By IANS
Chennai : India’s nano-technology destination was outlined Wednesday at an annual conclave here with experts announcing that Japan will become a major technology transfer partner.
Three centres of excellence for nano-technology have been identified in the country. Karnataka, Andhra Pradesh, Tamil Nadu, Maharshtra and West Bengal are emerging as hubs for nano-technology incubation, they said.
“Nano-technology is an enabling technology, applicable to all industry, so there will not be a special nano-technology industry. The greatest application will be in biology and material science,” said chairman, advisory group for the Confederation of Indian Industry sponsored conclave, G. Sundararaja.
By 2020, as many as two million specially trained nano-technologists will be required for an industry poised to grow from one trillion dollars to three trillion dollars. “The world has already invested $50 billion in nano-technology,” said A. Sivathanu Pillai, scientist and chief controller, R&D, Ministry of Defence.
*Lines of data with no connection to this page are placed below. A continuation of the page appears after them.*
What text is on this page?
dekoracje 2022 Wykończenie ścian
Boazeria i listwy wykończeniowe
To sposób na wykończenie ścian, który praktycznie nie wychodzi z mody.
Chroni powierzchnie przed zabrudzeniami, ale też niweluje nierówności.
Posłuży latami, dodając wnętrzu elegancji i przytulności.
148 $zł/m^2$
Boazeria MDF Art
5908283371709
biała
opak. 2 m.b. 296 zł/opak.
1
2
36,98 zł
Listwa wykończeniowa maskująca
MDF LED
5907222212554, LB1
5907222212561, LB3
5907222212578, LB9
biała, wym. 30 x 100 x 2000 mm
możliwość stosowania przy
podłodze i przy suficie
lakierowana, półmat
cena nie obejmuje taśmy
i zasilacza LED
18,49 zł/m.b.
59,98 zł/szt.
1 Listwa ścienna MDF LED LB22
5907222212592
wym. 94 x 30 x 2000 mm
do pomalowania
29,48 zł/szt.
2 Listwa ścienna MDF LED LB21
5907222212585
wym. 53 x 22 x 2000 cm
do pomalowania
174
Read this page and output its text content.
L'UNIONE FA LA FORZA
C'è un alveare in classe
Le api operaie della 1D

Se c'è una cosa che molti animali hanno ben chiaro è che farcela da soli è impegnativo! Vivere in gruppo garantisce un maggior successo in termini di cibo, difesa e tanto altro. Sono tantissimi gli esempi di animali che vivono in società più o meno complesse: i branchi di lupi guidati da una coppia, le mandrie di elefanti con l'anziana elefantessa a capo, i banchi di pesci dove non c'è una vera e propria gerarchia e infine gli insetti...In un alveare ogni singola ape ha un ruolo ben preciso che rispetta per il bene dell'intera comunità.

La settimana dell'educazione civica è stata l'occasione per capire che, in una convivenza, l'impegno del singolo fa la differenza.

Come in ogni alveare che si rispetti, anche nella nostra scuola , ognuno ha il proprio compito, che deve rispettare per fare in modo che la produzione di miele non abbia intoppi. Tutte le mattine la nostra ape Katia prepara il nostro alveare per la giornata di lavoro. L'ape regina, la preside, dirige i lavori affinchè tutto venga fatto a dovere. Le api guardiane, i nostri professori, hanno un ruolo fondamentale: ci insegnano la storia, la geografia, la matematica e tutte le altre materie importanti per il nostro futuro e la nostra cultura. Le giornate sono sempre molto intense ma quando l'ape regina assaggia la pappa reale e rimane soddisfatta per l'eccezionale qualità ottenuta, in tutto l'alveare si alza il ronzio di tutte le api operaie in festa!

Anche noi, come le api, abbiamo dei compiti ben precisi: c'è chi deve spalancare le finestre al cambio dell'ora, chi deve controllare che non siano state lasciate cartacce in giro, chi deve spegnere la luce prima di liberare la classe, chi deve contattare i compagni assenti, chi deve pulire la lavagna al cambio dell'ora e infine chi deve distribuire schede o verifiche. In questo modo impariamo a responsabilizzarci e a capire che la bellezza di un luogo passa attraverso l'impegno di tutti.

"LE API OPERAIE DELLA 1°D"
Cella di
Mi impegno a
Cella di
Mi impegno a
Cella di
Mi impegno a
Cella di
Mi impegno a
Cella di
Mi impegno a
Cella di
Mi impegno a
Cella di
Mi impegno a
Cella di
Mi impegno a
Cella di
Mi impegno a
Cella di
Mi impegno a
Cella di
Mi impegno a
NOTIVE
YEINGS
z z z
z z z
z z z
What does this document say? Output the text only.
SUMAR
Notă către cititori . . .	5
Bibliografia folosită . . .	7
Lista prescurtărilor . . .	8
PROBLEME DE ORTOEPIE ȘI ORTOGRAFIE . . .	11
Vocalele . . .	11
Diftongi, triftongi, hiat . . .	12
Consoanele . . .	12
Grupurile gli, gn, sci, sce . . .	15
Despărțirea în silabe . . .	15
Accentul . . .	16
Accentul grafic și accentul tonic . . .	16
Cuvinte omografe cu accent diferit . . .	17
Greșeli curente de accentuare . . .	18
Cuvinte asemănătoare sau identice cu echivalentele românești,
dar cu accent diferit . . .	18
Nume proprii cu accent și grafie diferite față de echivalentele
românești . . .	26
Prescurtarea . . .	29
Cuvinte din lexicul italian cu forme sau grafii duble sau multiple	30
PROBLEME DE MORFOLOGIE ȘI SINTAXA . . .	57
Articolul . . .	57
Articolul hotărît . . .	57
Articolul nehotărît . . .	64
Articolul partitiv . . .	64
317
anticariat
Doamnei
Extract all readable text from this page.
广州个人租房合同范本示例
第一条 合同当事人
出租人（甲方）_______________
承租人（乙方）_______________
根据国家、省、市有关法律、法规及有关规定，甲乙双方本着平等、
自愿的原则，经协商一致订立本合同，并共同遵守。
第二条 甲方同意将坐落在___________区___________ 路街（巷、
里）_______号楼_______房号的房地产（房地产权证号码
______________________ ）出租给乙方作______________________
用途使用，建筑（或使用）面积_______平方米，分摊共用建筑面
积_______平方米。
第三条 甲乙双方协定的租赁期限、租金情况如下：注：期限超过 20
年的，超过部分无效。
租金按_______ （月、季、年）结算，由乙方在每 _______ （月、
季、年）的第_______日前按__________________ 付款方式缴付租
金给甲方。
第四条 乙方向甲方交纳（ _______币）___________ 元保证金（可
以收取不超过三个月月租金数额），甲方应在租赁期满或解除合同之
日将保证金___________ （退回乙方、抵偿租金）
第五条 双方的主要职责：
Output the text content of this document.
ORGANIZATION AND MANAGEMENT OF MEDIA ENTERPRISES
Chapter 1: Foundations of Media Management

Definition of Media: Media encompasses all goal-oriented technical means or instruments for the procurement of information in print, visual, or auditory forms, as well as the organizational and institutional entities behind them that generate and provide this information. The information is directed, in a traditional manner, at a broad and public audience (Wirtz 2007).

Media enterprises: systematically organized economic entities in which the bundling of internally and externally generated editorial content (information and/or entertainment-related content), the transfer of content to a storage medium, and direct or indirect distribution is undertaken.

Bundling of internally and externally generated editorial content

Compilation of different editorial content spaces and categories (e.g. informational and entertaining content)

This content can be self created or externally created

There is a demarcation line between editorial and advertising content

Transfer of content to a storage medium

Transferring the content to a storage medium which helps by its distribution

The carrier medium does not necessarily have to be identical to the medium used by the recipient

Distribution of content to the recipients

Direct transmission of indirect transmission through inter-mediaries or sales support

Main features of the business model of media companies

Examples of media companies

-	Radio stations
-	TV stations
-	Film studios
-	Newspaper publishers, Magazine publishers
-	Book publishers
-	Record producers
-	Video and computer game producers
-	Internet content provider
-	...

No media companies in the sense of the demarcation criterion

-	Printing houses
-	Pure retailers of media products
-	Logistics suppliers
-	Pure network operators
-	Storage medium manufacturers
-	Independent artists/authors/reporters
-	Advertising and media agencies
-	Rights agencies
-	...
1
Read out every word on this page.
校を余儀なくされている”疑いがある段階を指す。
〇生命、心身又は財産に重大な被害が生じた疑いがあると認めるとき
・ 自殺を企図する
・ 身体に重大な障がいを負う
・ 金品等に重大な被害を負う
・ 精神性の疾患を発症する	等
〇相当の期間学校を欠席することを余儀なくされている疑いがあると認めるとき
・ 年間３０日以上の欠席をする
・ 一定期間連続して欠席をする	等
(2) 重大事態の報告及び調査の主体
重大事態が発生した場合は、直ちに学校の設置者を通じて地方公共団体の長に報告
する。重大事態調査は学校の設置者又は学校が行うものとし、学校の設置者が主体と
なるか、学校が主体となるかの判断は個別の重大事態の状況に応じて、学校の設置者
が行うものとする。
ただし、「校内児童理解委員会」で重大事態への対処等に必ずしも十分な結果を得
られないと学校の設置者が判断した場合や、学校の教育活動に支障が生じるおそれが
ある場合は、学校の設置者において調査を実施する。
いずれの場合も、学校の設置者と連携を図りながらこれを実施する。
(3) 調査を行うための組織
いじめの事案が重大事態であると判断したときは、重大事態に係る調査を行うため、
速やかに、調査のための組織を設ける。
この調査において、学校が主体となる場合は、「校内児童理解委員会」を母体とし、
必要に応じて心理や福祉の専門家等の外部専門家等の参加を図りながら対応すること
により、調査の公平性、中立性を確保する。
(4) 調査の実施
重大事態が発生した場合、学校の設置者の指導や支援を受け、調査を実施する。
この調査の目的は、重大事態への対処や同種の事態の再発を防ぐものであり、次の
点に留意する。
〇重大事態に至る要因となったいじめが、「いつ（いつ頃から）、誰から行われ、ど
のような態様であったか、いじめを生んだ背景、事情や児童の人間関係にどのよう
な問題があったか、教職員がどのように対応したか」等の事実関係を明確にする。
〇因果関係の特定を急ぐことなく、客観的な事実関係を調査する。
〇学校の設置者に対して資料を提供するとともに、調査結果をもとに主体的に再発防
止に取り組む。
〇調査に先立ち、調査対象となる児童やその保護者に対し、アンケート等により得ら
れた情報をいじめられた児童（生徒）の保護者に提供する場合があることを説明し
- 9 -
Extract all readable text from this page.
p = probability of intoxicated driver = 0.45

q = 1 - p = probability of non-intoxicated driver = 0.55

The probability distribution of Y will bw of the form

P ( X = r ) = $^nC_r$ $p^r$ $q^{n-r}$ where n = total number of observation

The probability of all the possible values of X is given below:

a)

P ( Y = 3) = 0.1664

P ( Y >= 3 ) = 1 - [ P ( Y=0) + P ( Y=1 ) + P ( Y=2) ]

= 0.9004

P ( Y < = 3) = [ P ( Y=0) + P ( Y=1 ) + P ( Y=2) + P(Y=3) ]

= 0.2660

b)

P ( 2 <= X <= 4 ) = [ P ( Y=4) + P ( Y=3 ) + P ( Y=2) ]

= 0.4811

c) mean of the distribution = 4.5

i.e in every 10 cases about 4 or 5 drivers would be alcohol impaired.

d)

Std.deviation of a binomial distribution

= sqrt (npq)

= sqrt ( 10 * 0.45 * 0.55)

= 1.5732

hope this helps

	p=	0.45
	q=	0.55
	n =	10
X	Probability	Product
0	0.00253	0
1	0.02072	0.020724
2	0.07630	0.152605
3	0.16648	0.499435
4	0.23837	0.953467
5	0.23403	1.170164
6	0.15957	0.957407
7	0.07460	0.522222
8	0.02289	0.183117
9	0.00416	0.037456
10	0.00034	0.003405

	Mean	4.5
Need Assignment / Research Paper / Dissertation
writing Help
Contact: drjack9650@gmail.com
Experts said USA and Japan were the biggest contributors to nano research contributing nearly $800 million each. Smaller countries like Canada and Sweden too made significant progress in nano and micro-electro-mechanical systems (MEMS).
“An area of concern is how to bring the industry in India to collaborate with nano-science in the universities and research institutions,” said V. Aiyagiri Rao, advisor, department of science and technology.
“We are trying to bring about the linkages through the National Nano-technology Mission,” which the government set up last year with a $250 million corpus fund for the next five years.
“This, however, is too little, about Rs.2 billion to be shared by several institutions every year,” said Pillai and he called for an “Integrated National Nano-technology Mission with focussed objectives”.
He said that instead of many centres for nano-technology research functioning independently, areas of research should be specifically identified and allocated for the nano-science sector.
“India’s economy is growing. Nano-technology will change the quality of life for the people of India,” he said, calling Indian industry “to take risks” and come forward to value-add by application of nano-technology to all the industry sectors.
Bill Dobson of the National Research Council, Canada said that “nano-technology has moved out of the lab and manipulation of material can have huge effect on society”.
Nomura Research Institute (NRI), a hi-end nano-technology innovator in Japan sponsored the CII conclave. “In Japan nano-technology research and application is taking place in large scale in many industries.
“However, after analysing the trend everyone is in agreement that by 2015, India will be very strong, especially in bio-technology,” said Naoki Ikezawa, chief industry specialist NRI.
“India has to do a lot of research first to become a leader.”
Japan spends more than a billion dollars in nano-research, said Ikezawa. “We in Japan think, we will be India’s best partner in nano-technology research,” he added.
“It is very difficult to find researchers in the nano sector and we do not have sufficient entrepreneurship in this sector,” said Sundararajan.
The Indian industry must come forward and give the facility, the already existing knowledge and product development atmosphere, for researchers to come up with newer nano applications.